A fascinating NBER Working Paper (earlier, free version here) by Kristin Butcher and Anne Piehl shows that, despite their demographics, immigrants are drastically less criminal than native-born Americans. In fact, immigrants have one-fifth the incarceration rate of natives. Yes, natives are incarcerated at five times the rate of the foreign-born:

Using the 1980, 1990, and 2000 Censuses, we show that 18-40 year-old male immigrants have lower institutionalization rates than the native born in each year. The gap in these institutionalization rates widens over the decades, and by 2000 immigrants have institutionalization rates that are one-fifth of the native born.

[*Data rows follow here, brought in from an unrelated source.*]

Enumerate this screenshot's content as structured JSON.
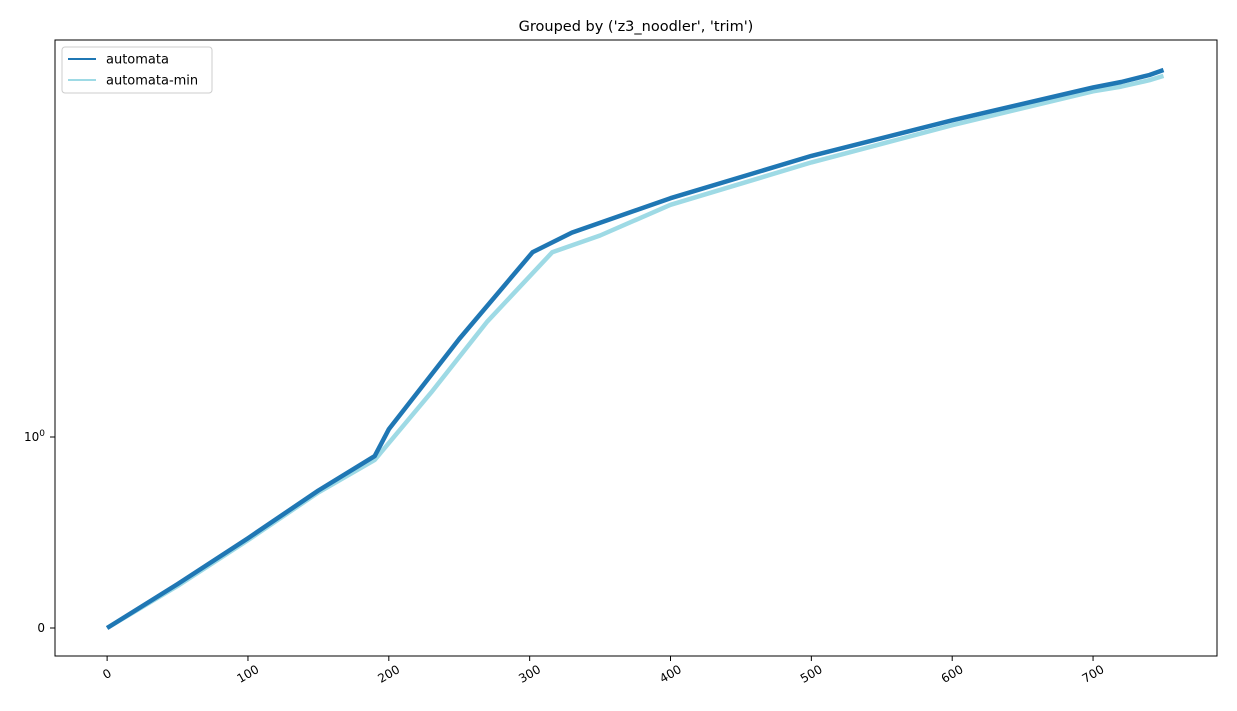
{
  "chart_data": {
    "type": "line",
    "title": "Grouped by ('z3_noodler', 'trim')",
    "xlabel": "",
    "ylabel": "",
    "xlim": [
      -37,
      788
    ],
    "x_ticks": [
      0,
      100,
      200,
      300,
      400,
      500,
      600,
      700
    ],
    "y_scale": "symlog",
    "y_ticks": [
      {
        "value": 0,
        "label_base": "0",
        "label_exp": ""
      },
      {
        "value": 1,
        "label_base": "10",
        "label_exp": "0"
      }
    ],
    "grid": false,
    "legend": {
      "position": "top-left"
    },
    "series": [
      {
        "name": "automata",
        "color": "#1f77b4",
        "points": [
          [
            0,
            0
          ],
          [
            50,
            0.23
          ],
          [
            100,
            0.47
          ],
          [
            150,
            0.72
          ],
          [
            190,
            0.9
          ],
          [
            200,
            1.06
          ],
          [
            250,
            2.1
          ],
          [
            302,
            4.05
          ],
          [
            330,
            4.7
          ],
          [
            400,
            6.1
          ],
          [
            500,
            8.4
          ],
          [
            600,
            11.0
          ],
          [
            700,
            14.1
          ],
          [
            720,
            14.7
          ],
          [
            740,
            15.5
          ],
          [
            750,
            16.1
          ]
        ]
      },
      {
        "name": "automata-min",
        "color": "#9edae5",
        "points": [
          [
            0,
            0
          ],
          [
            50,
            0.22
          ],
          [
            100,
            0.46
          ],
          [
            150,
            0.71
          ],
          [
            190,
            0.88
          ],
          [
            230,
            1.4
          ],
          [
            270,
            2.4
          ],
          [
            316,
            4.05
          ],
          [
            350,
            4.6
          ],
          [
            400,
            5.8
          ],
          [
            500,
            8.0
          ],
          [
            600,
            10.6
          ],
          [
            700,
            13.7
          ],
          [
            720,
            14.2
          ],
          [
            740,
            14.9
          ],
          [
            750,
            15.4
          ]
        ]
      }
    ]
  }
}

Is this base statistical trickery? Not likely; these are raw numbers that anyone can double-check against the census. Could these results simply reflect the practice of deporting criminal aliens? Nope; our actual practice is to make immigrants serve their full sentence before expelling them.

But how can we reconcile the facts with the demographics? Butcher and Piehl show that given their demographics, we should expect immigrants to commit crimes at double the native rate. But for some reason(s), demographics yield a massive overprediction; immigrants commit crimes at one-tenth the expected rate given their demographics. Yes, if immigrants acted like otherwise similar natives, they were be ten times as criminal as they actually are.

Why would this be so? The main theories that Butcher and Piehl explore: (1) Immigrants self-select for law-abiding behavior; (2) Immigrants are more responsive to deterrence than natives. Personally, the most plausible story to me is that immigrants feel lucky to be in the U.S. and don’t want to forfeit their “big break,” so they try extra-hard to stay out of trouble.

In any case, given my repeated attacks on anti-foreign bias, I should have been more skeptical of popular claims about immigrants’ criminal propensities. So to every immigrant out there, I’m sorry. I’ll try not to let it happen again.

P.S. I won’t be posting much during the next two weeks. Why? Well, let’s just say that if you see me at Comic-Con, don’t hesitate to say hi!